T.S. Eliot may not have had income tax in mind when he called April "the cruelest month," but the rest of us experience an unpleasant little IRS-related jolt whenever we turn the calendar over to this fourth month of the year.

The only thing as certain as death and taxes is that somebody is going to create art about both of them. Death has always been by far the more interesting of the two subjects, however; it's hard to wax rhapsodic about W-2 forms and deductions.

That's why we should give special attention to a new music-theater CD from the CRI label (that's Composer's Recordings Inc., not "cry," another term associated with tax time).
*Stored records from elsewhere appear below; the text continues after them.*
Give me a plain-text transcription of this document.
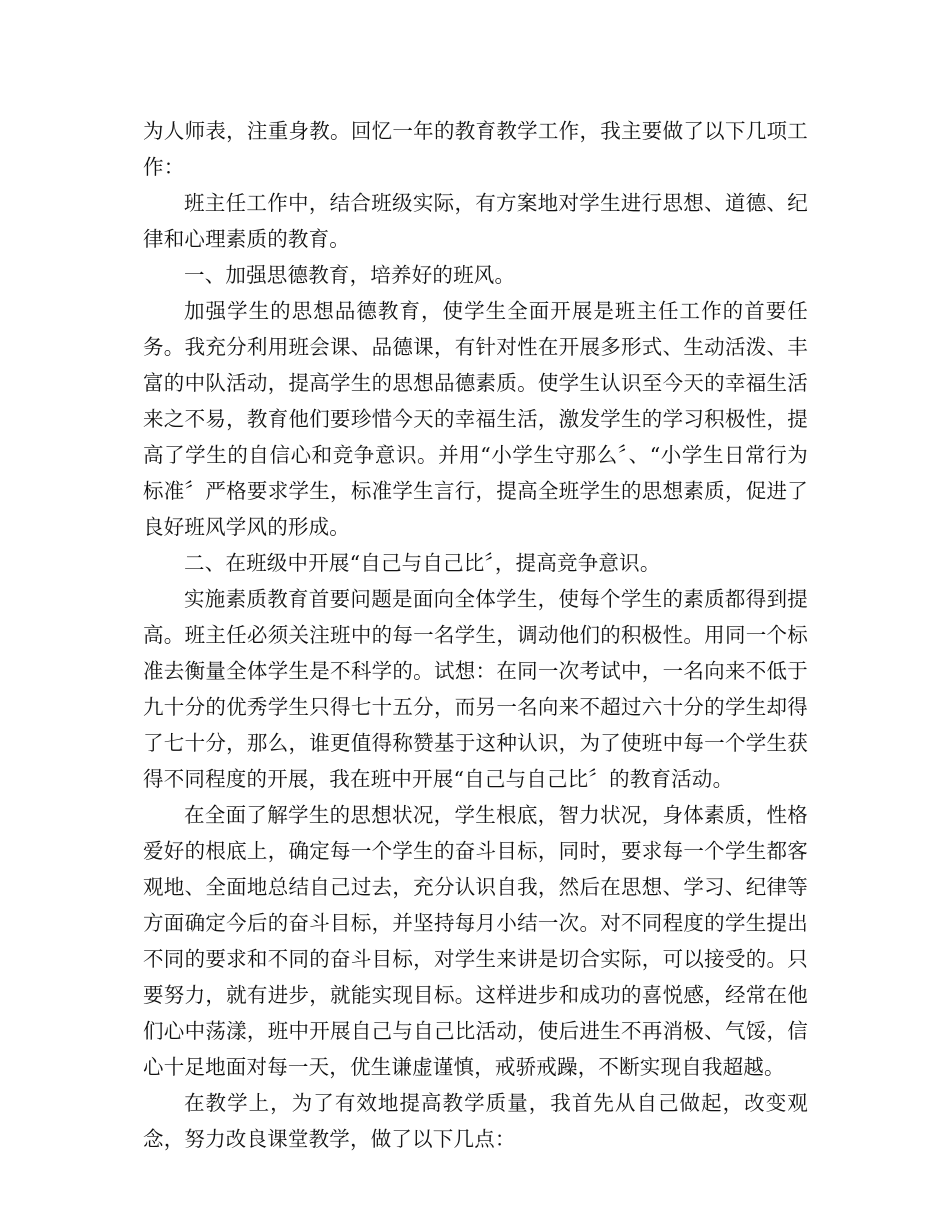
为人师表，注重身教。回忆一年的教育教学工作，我主要做了以下几项工作：

班主任工作中，结合班级实际，有方案地对学生进行思想、道德、纪律和心理素质的教育。

一、加强思德教育，培养好的班风。

加强学生的思想品德教育，使学生全面开展是班主任工作的首要任务。我充分利用班会课、品德课，有针对性在开展多形式、生动活泼、丰富的中队活动，提高学生的思想品德素质。使学生认识至今天的幸福生活来之不易，教育他们要珍惜今天的幸福生活，激发学生的学习积极性，提高了学生的自信心和竞争意识。并用“小学生守那么〞、“小学生日常行为标准〞严格要求学生，标准学生言行，提高全班学生的思想素质，促进了良好班风学风的形成。

二、在班级中开展“自己与自己比〞，提高竞争意识。

实施素质教育首要问题是面向全体学生，使每个学生的素质都得到提高。班主任必须关注班中的每一名学生，调动他们的积极性。用同一个标准去衡量全体学生是不科学的。试想：在同一次考试中，一名向来不低于九十分的优秀学生只得七十五分，而另一名向来不超过六十分的学生却得了七十分，那么，谁更值得称赞基于这种认识，为了使班中每一个学生获得不同程度的开展，我在班中开展“自己与自己比〞的教育活动。

在全面了解学生的思想状况，学生根底，智力状况，身体素质，性格爱好的根底上，确定每一个学生的奋斗目标，同时，要求每一个学生都客观地、全面地总结自己过去，充分认识自我，然后在思想、学习、纪律等方面确定今后的奋斗目标，并坚持每月小结一次。对不同程度的学生提出不同的要求和不同的奋斗目标，对学生来讲是切合实际，可以接受的。只要努力，就有进步，就能实现目标。这样进步和成功的喜悦感，经常在他们心中荡漾，班中开展自己与自己比活动，使后进生不再消极、气馁，信心十足地面对每一天，优生谦虚谨慎，戒骄戒躁，不断实现自我超越。

在教学上，为了有效地提高教学质量，我首先从自己做起，改变观念，努力改良课堂教学，做了以下几点：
Composer/librettist Ben Yarmolinsky is just the guy to set a 1040 form to music: among his previous works are "The Bill of Rights: A Secular Oratorio," "Amendments: A Constitutional Cantata" and "Anita," a docu-drama based on the Anita Hill/Clarence Thomas hearings in the Senate.

Yarmolinsky probably is gathering his strength, as you read this, for "Monica: The Impeachment Operetta." But in the meantime, we all can savor his 12 short scenes in "April 15th Blues," in which Jane Q. Public (sung by Elaine Valby) is driven to consult her ex-boyfriend and tax accountant Jeremy Cohen (Randall Scarlata) about the mysteries of last-minute tax returns.
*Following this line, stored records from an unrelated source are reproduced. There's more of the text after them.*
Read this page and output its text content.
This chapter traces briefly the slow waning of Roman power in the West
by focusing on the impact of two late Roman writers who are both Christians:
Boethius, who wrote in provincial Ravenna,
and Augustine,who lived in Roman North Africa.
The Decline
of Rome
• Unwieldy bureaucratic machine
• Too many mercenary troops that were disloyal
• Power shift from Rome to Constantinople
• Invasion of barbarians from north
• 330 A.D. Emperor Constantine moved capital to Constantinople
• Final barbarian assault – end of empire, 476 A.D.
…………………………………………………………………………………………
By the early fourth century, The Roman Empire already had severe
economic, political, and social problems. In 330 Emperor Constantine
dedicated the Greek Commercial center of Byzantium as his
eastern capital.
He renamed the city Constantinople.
Like many of us, Jane has waited until the April 15 deadline before beginning to fill out her 1040 form. As she does so, answering questions posed by a computer-synthesized voice representing the IRS, we find out about her life as a singer, actress, dancer and occasional failed law-office typist. Much of her income is unreported (as we hear in the song "Under the Table Tango"), and most of it has already been spent, not always wisely.

As Jeremy offers his advice ("Deduct! Deduct! Deduct!"), Jane is wooed back into his arms - possibly the first musical representation of a tax accountant as hero. Personally, I'm not so sure about Jeremy's advice, which is to deduct a staggering array of expenses, and then hope that nobody at the IRS decides to question them. Isn't that procedure supposed to be a red flag for a potential audit?

But we digress. Yarmolinsky is following in the musical footsteps of composer Avery Claflin (1898-1979), who composed a three-minute choral setting of the 1040 tax form as "Lament for April 15th." That piece, an annual favorite on classical radio stations around the country, was recorded in 1955, also for the CRI label, but has been sufficiently outdated for CRI to commission the new Yarmolinsky "April 15th Blues."

Like many music-theater pieces, this one has a happy ending. Jane and Jeremy are reunited, to the accompaniment of a four-piece instrumental ensemble, in the romantic setting of "The Post Office at Midnight." May they, and we, never experience the sequel: "The IRS Auditing Blues."